Kenya Revenue Authority(KRA) has surpassed its first-quarter revenue collection target for the first time in years by Sh.36bn collecting Sh.426.3bn between July 1, and October 30.
Its quarterly target is Sh.390 billion, meaning it surpassed the first quarter target by Sh36 billion or 9.2 per cent.
“The average time taken to resolve tax disputes equally dropped to 23 days from an average of 60 last year,” the tax agency’s legal department said in a statement.
The taxman collected Sh426.3 billion in taxes in a period between July 1 and October 30 against the annual target of sh1.56 trillion according to a statement by the National Treasury of actual revenues and net exchequer issues published in the latest Kenya Gazette.
The tax agency, early this month said that its Alternative Disputes Resolution (ADR) department recorded 100 per cent growth, resolving 118 cases in the first three months of the year compared to 59 same time last year.
The taxman has in recent times changed tact, adopting softer collection methods like tax dispute resolution compared to its past hard-line approach that led to resistance and high numbers of tax cheats.
Between March to September 2020 Kenya Revenue Authority received 408 at ADR compared to 310 cases during the same period in 2019.
Last year, the division collected Sh25.8 billion from 652 disputes it had with taxpayers in and out of court.
KRA commissioner for legal services, Paul Matuku said that this not only represents an excellent performance but also confirms that taxpayers have embraced ADR as opposed to other dispute resolution mechanisms such as litigation processes.
The agency recorded a slight 1.7 per cent jump in revenue collection for the financial year 2019/20 despite a struggling economy ravaged by the Covid-19 pandemic in the last quarter.

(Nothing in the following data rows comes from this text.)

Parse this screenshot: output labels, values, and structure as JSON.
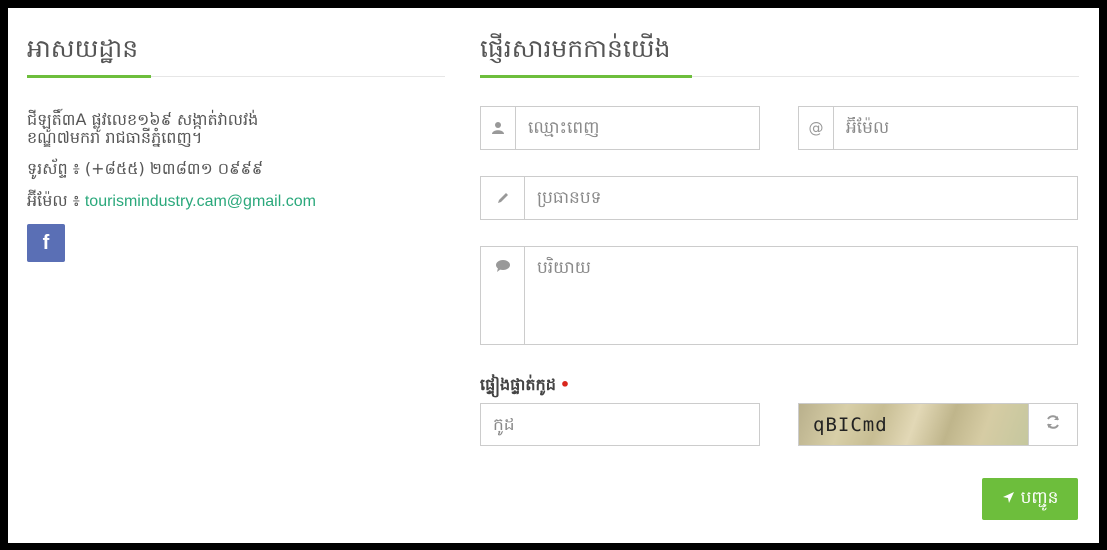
{
  "address_section": {
    "title": "អាសយដ្ឋាន",
    "address_line1": "ជីឡូតិ៍៣A ផ្លូវលេខ១៦៩ សង្កាត់វាលវង់",
    "address_line2": "ខណ្ឌ៧មករា រាជធានីភ្នំពេញ។",
    "phone_label": "ទូរស័ព្ទ ៖",
    "phone_value": "(+៨៥៥) ២៣៨៣១ ០៩៩៩",
    "email_label": "អ៊ីម៉ែល ៖",
    "email_value": "tourismindustry.cam@gmail.com",
    "facebook_icon": "facebook-icon",
    "facebook_glyph": "f"
  },
  "contact_section": {
    "title": "ផ្ញើរសារមកកាន់យើង",
    "name_placeholder": "ឈ្មោះពេញ",
    "name_icon": "user-icon",
    "email_placeholder": "អ៊ីម៉ែល",
    "email_icon": "at-icon",
    "subject_placeholder": "ប្រធានបទ",
    "subject_icon": "pencil-icon",
    "message_placeholder": "បរិយាយ",
    "message_icon": "comment-icon",
    "captcha_label": "ផ្ទៀងផ្ទាត់កូដ",
    "captcha_required": "•",
    "captcha_placeholder": "កូដ",
    "captcha_text": "qBICmd",
    "refresh_icon": "refresh-icon",
    "submit_label": "បញ្ជូន",
    "submit_icon": "send-icon"
  },
  "colors": {
    "accent": "#6dbe3c",
    "link": "#2aa87b",
    "facebook": "#5a6fb5",
    "required": "#d9261c"
  }
}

Revenue collected between July 2019 and June 2020 reached a new high of Sh1.607 trillion, compared to Sh1.580 trillion collected in the same period in 2018/19 representing a performance rate of 97.9 per cent compared to the last financial year.
The first three months, the good collection by the revenue agency is likely to see Parliament decline National Treasury’s proposal to lower revenue targets for the domestic revenue collector as indicated in the latest 2020 Budget Review and Outlook Paper.

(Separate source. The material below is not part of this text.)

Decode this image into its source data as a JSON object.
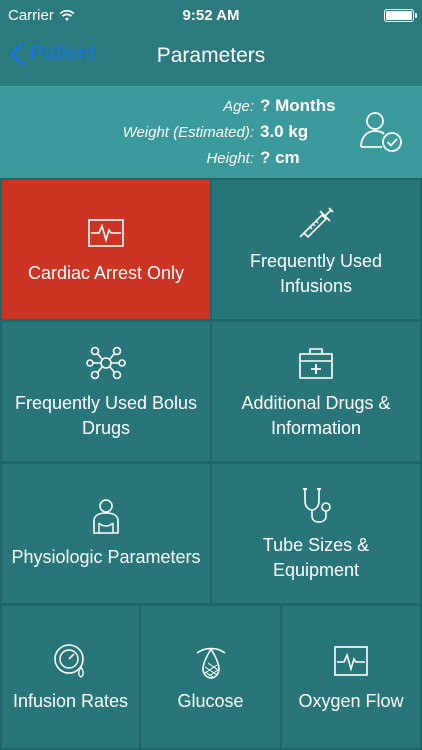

Treasury Cabinet secretary Ukur Yatani has asked lawmakers to slash domestic revenue collection targets this financial year and instead increase borrowing to Sh1 trillion to bridge the wide budget deficit.
Mr. Yatani said that revenue projections for 2020/21 have been revised, taking into account the outcome of 2019/20 where revenue falls short of the target by Sh131.2 billion which resulted from the containment measures against Covid-19 on economic activities and tax relief measures implemented to cushion citizens against the unfavourableimpact of the pandemic and increase liquidity.

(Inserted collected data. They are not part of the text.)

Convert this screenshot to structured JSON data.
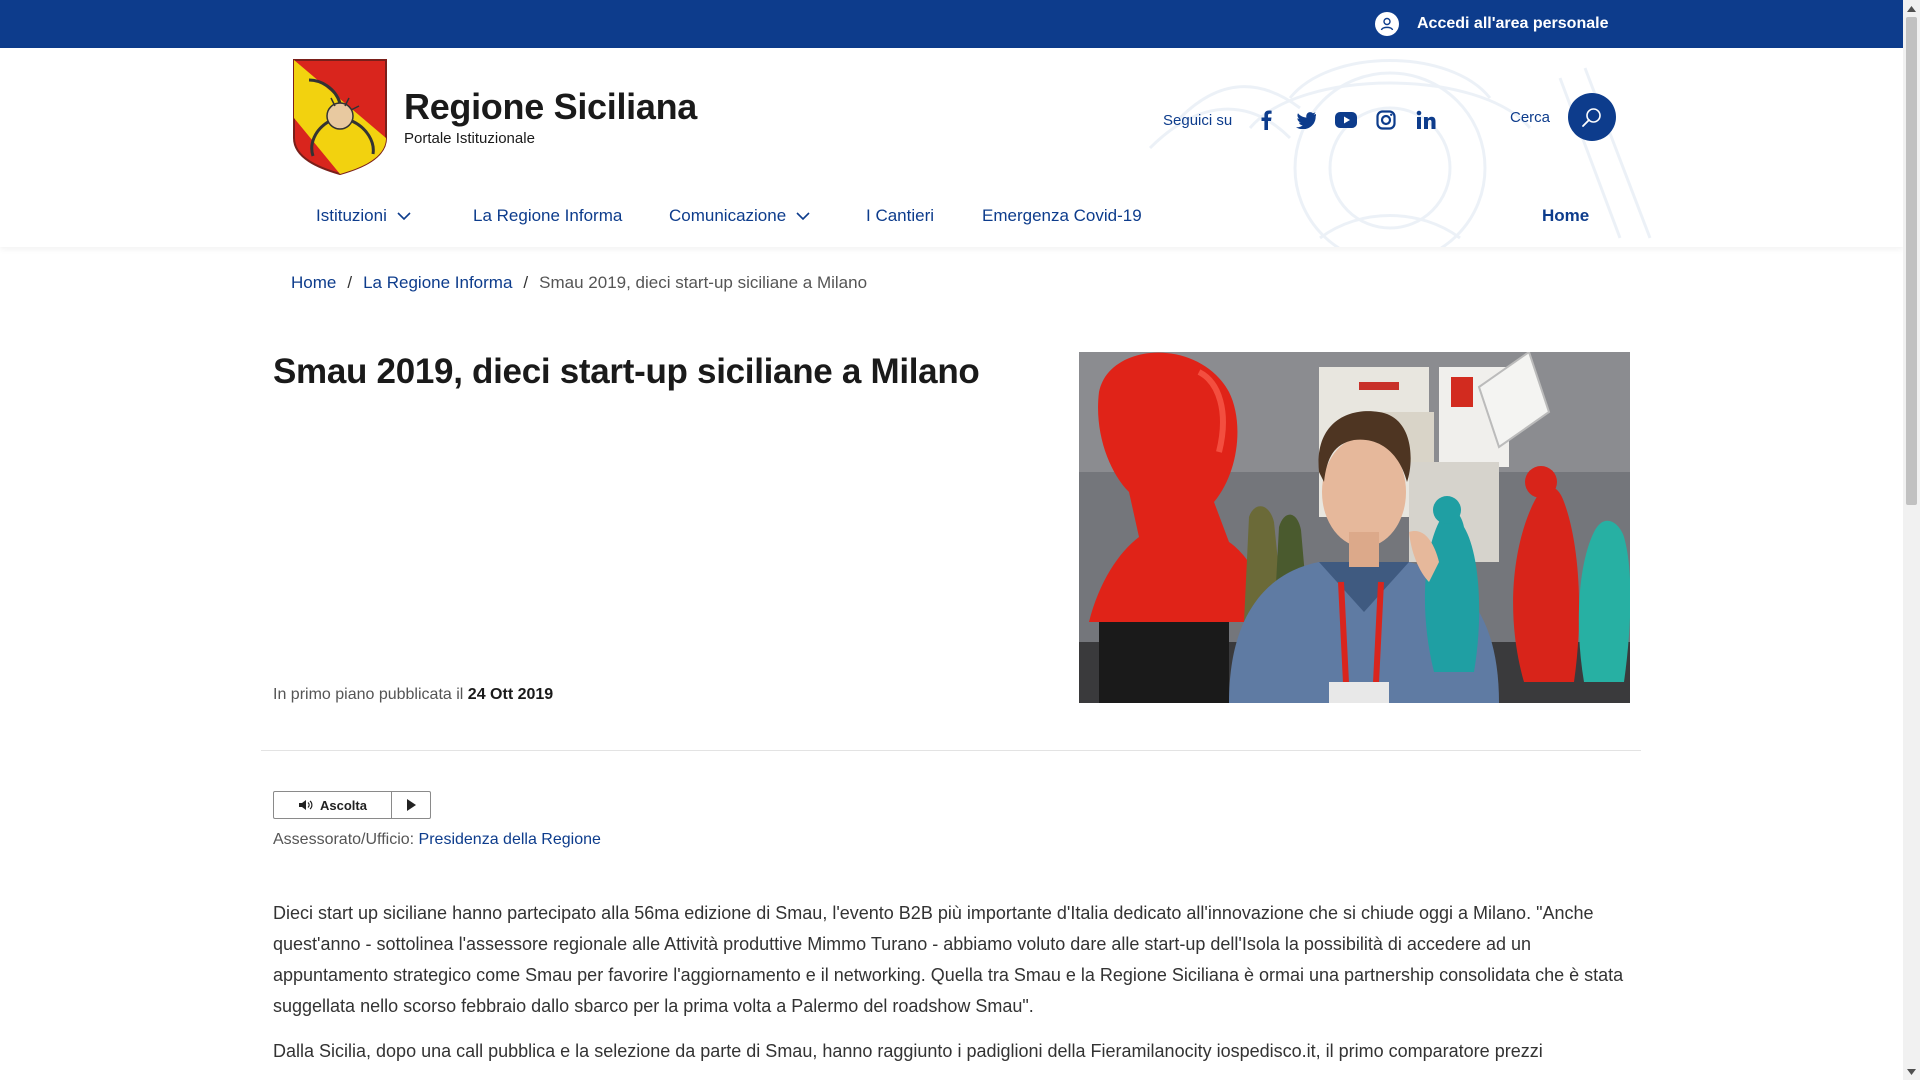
{
  "topbar": {
    "login_label": "Accedi all'area personale"
  },
  "brand": {
    "title": "Regione Siciliana",
    "subtitle": "Portale Istituzionale"
  },
  "social": {
    "label": "Seguici su",
    "icons": [
      "facebook-icon",
      "twitter-icon",
      "youtube-icon",
      "instagram-icon",
      "linkedin-icon"
    ]
  },
  "search": {
    "label": "Cerca"
  },
  "nav": {
    "items": [
      {
        "label": "Istituzioni",
        "dropdown": true
      },
      {
        "label": "La Regione Informa",
        "dropdown": false
      },
      {
        "label": "Comunicazione",
        "dropdown": true
      },
      {
        "label": "I Cantieri",
        "dropdown": false
      },
      {
        "label": "Emergenza Covid-19",
        "dropdown": false
      }
    ],
    "home": "Home"
  },
  "breadcrumb": {
    "items": [
      "Home",
      "La Regione Informa"
    ],
    "separator": "/",
    "current": "Smau 2019, dieci start-up siciliane a Milano"
  },
  "article": {
    "title": "Smau 2019, dieci start-up siciliane a Milano",
    "meta_prefix": "In primo piano pubblicata il",
    "date": "24 Ott 2019",
    "listen_label": "Ascolta",
    "office_label": "Assessorato/Ufficio:",
    "office_link": "Presidenza della Regione",
    "paragraphs": [
      "Dieci start up siciliane hanno partecipato alla 56ma edizione di Smau, l'evento B2B più importante d'Italia dedicato all'innovazione che si chiude oggi a Milano. \"Anche quest'anno - sottolinea l'assessore regionale alle Attività produttive Mimmo Turano - abbiamo voluto dare alle start-up dell'Isola la possibilità di accedere ad un appuntamento strategico come Smau per favorire l'aggiornamento e il networking. Quella tra Smau e la Regione Siciliana è ormai una partnership consolidata che è stata suggellata nello scorso febbraio dallo sbarco per la prima volta a Palermo del roadshow Smau\".",
      "Dalla Sicilia, dopo una call pubblica e la selezione da parte di Smau, hanno raggiunto i padiglioni della Fieramilanocity iospedisco.it, il primo comparatore prezzi"
    ]
  },
  "colors": {
    "primary": "#0d3c8c",
    "crest_yellow": "#f2d20f",
    "crest_red": "#d9251d"
  }
}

Generally, the Treasury received Sh783.8 billion in total revenue in the first three months of the year compared to the annual target of sh2.83 trillion, reflecting a positive collection trend.
The exchequer is expected to receive an average of Sh700 billion to hit the Sh2.8 trillion target.
Meanwhile, the Treasury sent Sh664.3 billion to the national government during the period under review compared to Sh2.4 trillion estimated for the year and Counties have so far received Sh78.43 against the annual expectation of Sh386.6 billion.